Major barriers to truly progressive, transformational EU decision-making have not been tackled. The von der Leyen Commission has spectacularly failed to reign in vested interests’ influence on the agenda. In the last two and a half years this Commission has taken part in 500 meetings with representatives of oil, gas and coal companies. That’s close to one meeting every working day. The European Green Deal proposals have the fingerprints of corporate lobbying all over.
The plans are polluted by techno-fixes and failed market-based solutions. Policy-makers have fallen for the ‘hydrogen hype’ of the gas industry which promotes an overinflated role for green hydrogen in Europe’s energy mix. They are continuing to subsidise supposed ‘hydrogen ready’ infrastructure projects which in reality just lock-in continued fossil fuel use and eye-watering industry profits.
War in Ukraine has shown the fragility of the European energy system and its overreliance on fossil fuels. It must be a turning-point to get us off fossil fuels and accelerate the efficient, clean, democratic energy system of the future. In the next years we need to see massive investment in community renewables and renovations.
Green Deal proposals aimed at reducing the use of pesticides have been postponed after coming under pressure from the agribusiness lobby. This delay comes after the historic failure to reform the Common Agricultural Policy, meaning that 400 billion Euro of EU funds will continue to be spent on warped farming subsidies which mainly benefit a few environmentally-disastrous industrial-scale factory farms.
The agribusiness lobby is now cynically using the invasion of Ukraine to try to derail other sustainable agriculture goals. Their short-term arguments ignore that the decline of insects and pollinators will impact our capacity to produce food in the long-term.
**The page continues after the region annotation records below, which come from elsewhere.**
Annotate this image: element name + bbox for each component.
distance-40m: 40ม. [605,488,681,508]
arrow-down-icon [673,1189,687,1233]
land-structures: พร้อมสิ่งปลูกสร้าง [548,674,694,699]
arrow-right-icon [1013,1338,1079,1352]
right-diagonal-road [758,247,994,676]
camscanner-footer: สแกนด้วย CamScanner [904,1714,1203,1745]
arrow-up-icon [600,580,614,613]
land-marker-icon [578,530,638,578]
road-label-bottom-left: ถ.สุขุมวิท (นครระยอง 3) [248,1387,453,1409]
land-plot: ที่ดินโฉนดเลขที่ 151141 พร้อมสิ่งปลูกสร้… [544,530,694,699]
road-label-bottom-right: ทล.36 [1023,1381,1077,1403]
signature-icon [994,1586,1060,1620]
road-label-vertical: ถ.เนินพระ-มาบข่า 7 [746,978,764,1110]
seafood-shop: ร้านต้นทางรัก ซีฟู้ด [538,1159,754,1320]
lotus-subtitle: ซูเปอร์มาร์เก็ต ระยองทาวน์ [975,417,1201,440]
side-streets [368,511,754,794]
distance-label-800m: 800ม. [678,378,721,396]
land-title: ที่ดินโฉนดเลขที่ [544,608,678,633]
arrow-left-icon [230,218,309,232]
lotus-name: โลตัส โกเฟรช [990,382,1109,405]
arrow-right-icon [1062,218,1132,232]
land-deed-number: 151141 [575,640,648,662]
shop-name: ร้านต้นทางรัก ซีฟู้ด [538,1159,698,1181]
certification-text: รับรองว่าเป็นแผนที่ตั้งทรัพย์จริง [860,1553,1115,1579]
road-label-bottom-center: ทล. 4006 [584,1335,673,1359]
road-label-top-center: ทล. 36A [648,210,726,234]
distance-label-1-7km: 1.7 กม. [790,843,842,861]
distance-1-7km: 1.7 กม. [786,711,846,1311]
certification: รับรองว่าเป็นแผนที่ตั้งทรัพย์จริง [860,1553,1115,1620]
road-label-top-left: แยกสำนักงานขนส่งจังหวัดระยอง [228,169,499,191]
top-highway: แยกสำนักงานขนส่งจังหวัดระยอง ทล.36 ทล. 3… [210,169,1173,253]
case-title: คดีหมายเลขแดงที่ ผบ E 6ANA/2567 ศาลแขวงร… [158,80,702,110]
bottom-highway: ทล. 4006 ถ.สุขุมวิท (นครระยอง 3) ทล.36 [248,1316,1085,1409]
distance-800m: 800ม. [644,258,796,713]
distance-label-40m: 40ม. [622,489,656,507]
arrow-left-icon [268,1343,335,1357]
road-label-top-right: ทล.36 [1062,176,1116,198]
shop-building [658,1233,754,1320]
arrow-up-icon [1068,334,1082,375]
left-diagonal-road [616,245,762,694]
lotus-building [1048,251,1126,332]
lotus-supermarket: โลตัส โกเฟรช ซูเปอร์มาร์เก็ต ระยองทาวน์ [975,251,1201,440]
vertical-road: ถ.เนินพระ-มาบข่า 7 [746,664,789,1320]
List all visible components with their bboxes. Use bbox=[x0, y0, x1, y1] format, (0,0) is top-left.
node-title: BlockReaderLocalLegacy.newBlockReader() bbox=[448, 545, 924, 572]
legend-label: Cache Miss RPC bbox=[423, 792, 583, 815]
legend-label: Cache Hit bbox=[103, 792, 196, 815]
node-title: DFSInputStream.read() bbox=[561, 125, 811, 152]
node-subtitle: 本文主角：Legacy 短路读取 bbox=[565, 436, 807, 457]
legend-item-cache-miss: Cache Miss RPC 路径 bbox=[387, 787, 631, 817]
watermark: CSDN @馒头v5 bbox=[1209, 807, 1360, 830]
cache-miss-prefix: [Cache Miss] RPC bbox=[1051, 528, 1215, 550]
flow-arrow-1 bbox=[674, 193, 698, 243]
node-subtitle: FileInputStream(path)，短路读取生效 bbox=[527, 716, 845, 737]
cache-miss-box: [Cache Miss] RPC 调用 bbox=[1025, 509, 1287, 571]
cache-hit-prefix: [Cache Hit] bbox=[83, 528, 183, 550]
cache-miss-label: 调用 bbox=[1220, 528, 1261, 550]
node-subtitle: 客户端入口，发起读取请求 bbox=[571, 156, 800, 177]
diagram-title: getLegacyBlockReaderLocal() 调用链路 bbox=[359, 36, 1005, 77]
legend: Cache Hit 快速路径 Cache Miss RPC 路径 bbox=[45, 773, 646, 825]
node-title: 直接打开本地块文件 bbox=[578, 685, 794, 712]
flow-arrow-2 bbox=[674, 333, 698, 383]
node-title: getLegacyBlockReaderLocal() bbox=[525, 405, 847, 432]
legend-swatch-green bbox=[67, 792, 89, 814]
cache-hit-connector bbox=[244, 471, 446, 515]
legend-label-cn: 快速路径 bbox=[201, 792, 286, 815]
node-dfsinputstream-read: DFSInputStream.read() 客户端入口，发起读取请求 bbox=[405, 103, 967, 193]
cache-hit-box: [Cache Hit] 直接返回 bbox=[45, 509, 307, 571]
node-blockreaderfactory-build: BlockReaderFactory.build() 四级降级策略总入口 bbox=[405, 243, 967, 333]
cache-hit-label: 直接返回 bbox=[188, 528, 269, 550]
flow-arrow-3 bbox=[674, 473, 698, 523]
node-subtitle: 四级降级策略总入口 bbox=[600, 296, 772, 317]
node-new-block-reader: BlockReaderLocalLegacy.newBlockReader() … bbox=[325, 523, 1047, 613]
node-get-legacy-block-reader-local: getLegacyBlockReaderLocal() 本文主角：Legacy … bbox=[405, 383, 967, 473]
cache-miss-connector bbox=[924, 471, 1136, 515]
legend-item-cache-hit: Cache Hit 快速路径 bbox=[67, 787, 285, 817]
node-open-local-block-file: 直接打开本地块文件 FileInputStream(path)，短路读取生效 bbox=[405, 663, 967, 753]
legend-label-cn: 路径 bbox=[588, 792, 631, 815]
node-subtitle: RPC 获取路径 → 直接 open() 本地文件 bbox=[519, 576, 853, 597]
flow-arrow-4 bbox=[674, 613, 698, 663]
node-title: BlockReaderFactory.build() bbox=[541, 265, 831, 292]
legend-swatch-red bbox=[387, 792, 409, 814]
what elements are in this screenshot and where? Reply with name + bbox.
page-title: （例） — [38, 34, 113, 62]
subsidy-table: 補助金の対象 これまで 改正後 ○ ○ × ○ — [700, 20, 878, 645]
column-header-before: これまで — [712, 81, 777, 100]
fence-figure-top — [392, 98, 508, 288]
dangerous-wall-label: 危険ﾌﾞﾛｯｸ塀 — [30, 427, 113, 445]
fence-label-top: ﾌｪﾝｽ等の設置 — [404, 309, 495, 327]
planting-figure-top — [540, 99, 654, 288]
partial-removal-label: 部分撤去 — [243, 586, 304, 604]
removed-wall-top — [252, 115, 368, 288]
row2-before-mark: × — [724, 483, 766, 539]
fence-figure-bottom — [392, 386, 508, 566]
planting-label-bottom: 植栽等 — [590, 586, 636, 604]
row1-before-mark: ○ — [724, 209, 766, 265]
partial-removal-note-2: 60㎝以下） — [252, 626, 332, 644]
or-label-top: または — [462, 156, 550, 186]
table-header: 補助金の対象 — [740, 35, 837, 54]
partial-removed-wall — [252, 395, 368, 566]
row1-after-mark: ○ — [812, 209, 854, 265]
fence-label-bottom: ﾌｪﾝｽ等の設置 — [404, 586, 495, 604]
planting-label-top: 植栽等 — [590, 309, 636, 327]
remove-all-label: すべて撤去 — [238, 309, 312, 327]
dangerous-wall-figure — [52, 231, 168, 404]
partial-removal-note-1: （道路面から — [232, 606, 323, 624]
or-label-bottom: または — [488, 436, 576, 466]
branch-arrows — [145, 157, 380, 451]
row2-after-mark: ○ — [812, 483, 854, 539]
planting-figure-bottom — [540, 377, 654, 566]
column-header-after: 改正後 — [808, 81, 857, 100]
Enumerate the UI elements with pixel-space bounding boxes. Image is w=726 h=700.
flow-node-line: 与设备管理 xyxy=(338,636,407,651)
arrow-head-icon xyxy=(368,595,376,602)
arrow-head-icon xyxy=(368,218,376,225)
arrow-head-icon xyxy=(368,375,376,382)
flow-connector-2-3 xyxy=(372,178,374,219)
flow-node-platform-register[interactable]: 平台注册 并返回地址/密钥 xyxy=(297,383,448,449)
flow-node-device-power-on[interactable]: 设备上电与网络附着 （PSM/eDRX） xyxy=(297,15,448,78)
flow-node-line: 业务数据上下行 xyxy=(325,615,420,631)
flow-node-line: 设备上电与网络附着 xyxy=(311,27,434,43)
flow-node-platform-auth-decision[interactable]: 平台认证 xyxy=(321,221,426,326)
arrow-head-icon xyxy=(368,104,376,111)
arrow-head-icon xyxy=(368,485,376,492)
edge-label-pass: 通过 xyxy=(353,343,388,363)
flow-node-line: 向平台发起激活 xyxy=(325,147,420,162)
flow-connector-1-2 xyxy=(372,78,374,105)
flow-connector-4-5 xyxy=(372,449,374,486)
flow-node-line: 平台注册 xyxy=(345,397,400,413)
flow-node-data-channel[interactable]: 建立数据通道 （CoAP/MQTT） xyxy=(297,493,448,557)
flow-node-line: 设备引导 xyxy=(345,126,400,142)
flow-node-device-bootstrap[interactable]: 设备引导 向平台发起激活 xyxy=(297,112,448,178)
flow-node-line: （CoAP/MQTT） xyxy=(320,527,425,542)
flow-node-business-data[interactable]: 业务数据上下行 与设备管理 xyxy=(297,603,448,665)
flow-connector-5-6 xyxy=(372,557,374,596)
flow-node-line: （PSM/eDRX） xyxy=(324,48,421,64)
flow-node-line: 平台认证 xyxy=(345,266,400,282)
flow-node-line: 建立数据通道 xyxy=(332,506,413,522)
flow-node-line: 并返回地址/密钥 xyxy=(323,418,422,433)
The European Green Deal can still get off the ground. Its promise can be saved, but it will require European governments to revisit the bold vision put forward over two years ago and to double-down on it. The crises of the intervening years – global pandemic, military aggression, the rising cost of living – must be taken as reasons to re-commit to that vision, and press ahead with the policies to realise it, not to water it down.
The social elements which are currently at the margins need to be made central, and the industry interests which are currently dominant need to be removed. For example, the EU must tackle corporate climate impunity by introducing enforceable obligations on companies to reduce their emissions in line with the Paris Agreement.
The European Green Deal can still catalyse a socio-economic system that provides for the needs of all people, but only when every decision from this moment narrows inequality, and respects the Earth’s limits.